South Korean swimmer Park Tae-hwan has claimed he was offered lucrative sponsorship contracts and a high-profile role at a university in Seoul by a Government official in return for not competing at the Olympic Games in Rio de Janeiro.

Park, the Beijing 2008 400 metres freestyle gold medallist, was only cleared to take part at Rio 2016 a month before the Games following a successful appeal against a Korean Olympic Committee ruling forbidding athletes from representing any national team for three years after a doping suspension.

The 27-year-old, one of South Korea’s household sporting names, was banned in 2014 after testing positive for the anabolic steroid testosterone and served an 18-month ban.

Speaking after the conclusion of the Asian Swimming Championships in Tokyo, where he won four gold medals, Park accused former Sports Minister Kim Chong - who stepped down last month due to his alleged involvement in the ongoing political scandal in South Korea - of blackmailing him to ensure he did not represent the country at the Olympics.

Park claims Kim attempted to force him into not participating at a meeting in May, according to the Yonhap news agency.

Representatives of the swimmer allege Kim offered to help Park gain sponsorship deals, while also making him a professor at the Dankook University in Seoul, if he gave up his attempt at being part of the South Korean team for Rio 2016.

His allegations remain unproven. 

"Back then, I was scared because he [Kim Chong] was in a high-ranking position," Park said.

"But I just wanted to go to the Olympics.

"There were talks about corporate sponsorships and college professorship, but it didn't really get through to me.
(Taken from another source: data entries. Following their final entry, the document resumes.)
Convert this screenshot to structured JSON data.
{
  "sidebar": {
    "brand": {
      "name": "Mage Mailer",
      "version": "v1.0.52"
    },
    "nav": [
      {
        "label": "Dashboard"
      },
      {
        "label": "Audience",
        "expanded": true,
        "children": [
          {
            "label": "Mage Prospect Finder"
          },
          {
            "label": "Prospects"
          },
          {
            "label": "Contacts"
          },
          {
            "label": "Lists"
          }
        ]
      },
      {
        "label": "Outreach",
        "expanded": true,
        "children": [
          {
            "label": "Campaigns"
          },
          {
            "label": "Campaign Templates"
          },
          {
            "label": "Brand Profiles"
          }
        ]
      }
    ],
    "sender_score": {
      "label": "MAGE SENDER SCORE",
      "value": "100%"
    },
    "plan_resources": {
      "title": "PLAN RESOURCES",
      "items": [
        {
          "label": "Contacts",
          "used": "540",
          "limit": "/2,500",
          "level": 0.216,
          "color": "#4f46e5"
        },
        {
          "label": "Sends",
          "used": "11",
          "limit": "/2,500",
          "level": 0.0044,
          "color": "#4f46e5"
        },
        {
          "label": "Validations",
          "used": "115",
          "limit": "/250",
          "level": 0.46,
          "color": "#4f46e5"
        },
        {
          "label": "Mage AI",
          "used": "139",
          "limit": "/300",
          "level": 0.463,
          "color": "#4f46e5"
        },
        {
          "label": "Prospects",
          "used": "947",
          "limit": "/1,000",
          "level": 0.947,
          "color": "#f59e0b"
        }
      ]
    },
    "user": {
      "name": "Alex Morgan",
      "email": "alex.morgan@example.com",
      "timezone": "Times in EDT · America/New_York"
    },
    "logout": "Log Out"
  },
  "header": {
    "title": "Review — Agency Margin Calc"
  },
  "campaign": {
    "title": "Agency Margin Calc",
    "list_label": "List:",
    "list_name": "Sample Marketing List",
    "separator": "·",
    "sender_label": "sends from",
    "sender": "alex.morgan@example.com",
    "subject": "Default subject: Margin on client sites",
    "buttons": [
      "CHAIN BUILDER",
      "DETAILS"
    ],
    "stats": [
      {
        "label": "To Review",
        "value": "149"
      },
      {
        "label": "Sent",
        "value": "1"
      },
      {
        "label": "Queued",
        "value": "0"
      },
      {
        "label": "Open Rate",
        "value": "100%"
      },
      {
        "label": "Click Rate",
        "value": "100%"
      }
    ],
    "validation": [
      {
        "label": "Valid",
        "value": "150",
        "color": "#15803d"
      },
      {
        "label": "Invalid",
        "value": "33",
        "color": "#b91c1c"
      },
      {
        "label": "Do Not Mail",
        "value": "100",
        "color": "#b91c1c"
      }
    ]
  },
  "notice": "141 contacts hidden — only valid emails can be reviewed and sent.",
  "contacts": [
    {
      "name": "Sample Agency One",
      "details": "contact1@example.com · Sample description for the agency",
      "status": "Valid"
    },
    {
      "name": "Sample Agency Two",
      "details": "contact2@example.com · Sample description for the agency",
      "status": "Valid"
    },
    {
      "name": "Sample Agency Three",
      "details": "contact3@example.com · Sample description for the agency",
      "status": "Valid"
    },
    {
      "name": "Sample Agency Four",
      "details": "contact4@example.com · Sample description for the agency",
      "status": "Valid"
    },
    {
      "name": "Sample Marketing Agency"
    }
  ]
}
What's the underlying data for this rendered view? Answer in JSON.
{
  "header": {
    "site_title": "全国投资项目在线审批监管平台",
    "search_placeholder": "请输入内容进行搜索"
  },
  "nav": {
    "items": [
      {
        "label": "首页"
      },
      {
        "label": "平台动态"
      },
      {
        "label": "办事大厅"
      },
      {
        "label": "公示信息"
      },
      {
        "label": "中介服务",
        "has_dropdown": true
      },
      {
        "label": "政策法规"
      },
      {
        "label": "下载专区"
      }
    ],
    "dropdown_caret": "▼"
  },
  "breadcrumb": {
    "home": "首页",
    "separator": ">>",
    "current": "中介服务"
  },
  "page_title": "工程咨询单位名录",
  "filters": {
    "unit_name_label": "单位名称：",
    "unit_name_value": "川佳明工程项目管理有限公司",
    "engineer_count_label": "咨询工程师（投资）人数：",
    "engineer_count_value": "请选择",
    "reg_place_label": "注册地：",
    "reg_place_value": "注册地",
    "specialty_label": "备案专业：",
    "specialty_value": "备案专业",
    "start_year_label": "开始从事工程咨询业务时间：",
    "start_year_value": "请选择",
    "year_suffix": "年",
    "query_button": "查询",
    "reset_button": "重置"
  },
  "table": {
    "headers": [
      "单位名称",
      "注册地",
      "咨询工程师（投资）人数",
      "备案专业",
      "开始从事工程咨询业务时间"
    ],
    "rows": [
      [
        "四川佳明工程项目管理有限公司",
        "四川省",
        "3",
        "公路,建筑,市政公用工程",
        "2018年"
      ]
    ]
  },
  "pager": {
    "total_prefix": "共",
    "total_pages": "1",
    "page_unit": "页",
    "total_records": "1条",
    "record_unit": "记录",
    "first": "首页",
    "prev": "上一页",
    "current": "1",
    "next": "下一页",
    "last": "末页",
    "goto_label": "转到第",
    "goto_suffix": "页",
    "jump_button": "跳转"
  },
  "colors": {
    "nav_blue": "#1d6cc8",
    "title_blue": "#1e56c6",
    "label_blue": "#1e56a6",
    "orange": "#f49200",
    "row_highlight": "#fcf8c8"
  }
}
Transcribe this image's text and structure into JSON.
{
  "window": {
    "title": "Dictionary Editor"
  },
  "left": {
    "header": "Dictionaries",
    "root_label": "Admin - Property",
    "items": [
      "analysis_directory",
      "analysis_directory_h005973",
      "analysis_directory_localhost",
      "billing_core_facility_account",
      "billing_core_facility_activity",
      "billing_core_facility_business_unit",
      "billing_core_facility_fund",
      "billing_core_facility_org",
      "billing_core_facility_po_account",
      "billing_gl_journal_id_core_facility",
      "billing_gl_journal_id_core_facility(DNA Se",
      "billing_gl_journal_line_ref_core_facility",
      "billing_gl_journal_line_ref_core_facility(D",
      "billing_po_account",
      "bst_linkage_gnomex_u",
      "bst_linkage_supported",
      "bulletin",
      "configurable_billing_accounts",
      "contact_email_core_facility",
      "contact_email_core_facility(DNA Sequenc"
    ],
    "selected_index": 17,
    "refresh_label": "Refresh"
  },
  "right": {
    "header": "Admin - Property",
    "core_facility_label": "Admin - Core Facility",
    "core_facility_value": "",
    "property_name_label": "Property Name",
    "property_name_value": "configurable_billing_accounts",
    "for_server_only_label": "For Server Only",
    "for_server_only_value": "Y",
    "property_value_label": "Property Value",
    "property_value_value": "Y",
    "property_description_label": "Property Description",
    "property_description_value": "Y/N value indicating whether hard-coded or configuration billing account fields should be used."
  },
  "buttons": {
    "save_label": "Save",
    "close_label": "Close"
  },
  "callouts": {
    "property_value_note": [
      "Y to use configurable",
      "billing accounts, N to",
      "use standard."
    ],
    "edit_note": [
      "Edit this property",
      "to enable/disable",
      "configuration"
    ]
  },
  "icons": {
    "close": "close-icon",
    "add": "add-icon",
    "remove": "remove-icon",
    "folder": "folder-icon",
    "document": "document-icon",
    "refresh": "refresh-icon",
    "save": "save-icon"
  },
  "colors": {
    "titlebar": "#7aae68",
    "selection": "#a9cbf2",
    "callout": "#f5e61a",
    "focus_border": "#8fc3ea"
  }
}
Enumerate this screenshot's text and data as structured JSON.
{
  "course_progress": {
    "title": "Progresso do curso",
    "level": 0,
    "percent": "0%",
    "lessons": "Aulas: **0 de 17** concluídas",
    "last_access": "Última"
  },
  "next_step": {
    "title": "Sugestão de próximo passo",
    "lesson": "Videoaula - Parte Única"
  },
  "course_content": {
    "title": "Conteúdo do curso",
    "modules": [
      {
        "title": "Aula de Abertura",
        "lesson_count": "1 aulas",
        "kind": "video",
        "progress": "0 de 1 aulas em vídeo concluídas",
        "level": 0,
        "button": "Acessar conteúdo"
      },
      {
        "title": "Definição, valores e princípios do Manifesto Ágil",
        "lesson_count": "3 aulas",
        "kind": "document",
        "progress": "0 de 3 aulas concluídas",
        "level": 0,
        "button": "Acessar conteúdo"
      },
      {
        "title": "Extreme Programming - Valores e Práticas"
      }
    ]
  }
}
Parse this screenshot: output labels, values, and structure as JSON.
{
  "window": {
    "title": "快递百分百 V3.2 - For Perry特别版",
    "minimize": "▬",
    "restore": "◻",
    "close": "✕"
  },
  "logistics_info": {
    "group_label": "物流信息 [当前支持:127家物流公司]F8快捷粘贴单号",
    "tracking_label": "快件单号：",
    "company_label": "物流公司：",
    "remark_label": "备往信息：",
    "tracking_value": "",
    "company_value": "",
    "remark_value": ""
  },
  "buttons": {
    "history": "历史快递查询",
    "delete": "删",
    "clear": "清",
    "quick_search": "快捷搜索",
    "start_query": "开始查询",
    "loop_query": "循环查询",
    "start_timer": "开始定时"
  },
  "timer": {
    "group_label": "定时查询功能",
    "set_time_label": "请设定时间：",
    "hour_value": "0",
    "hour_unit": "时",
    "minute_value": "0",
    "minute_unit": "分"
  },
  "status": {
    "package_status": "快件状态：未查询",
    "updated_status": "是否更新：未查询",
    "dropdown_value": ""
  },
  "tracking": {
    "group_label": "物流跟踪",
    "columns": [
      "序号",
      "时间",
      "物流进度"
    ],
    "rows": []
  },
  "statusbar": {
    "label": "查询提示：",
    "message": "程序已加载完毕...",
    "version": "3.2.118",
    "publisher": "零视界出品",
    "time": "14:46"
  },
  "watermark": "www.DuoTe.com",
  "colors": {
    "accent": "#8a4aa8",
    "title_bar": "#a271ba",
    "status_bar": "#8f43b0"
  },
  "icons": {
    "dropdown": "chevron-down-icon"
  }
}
"Many thoughts went through my head and I felt the weight and responsibility.

"But what was important for me was to compete at the Olympics."

Park Tae-hwan returned to form with four gold medals at the Asian Swimming Championships ©Getty Images
Park Tae-hwan returned to form with four gold medals at the Asian Swimming Championships ©Getty Images

Following a tumultuous build-up to the Games in the Brazilian city, involving a protracted saga over whether he should be able to compete, Park struggled in the pool, failing to make it out of the heats in the 100m, 200m and 400m events.

He believes the alleged incident with Kim, coupled with the other difficulties he faced in the lead-up to Rio 2016, had an adverse effect on his performance.

"The Olympics is the stage where the best athletes in the world represent their respective countries and only focus on their competition," he said.

"I had to be in best form, but I had lots of things to think about other than swimming.

"I now regret that I wasn't mentally strong at the moment."

Park is now targeting success at next year’s World Championships in Budapest.

"If I can focus on my training and have a good working environment, I want to compete at the Tokyo Olympics [in 2020]," he said.

"Since many people are supporting me, I just want to put forth my best efforts."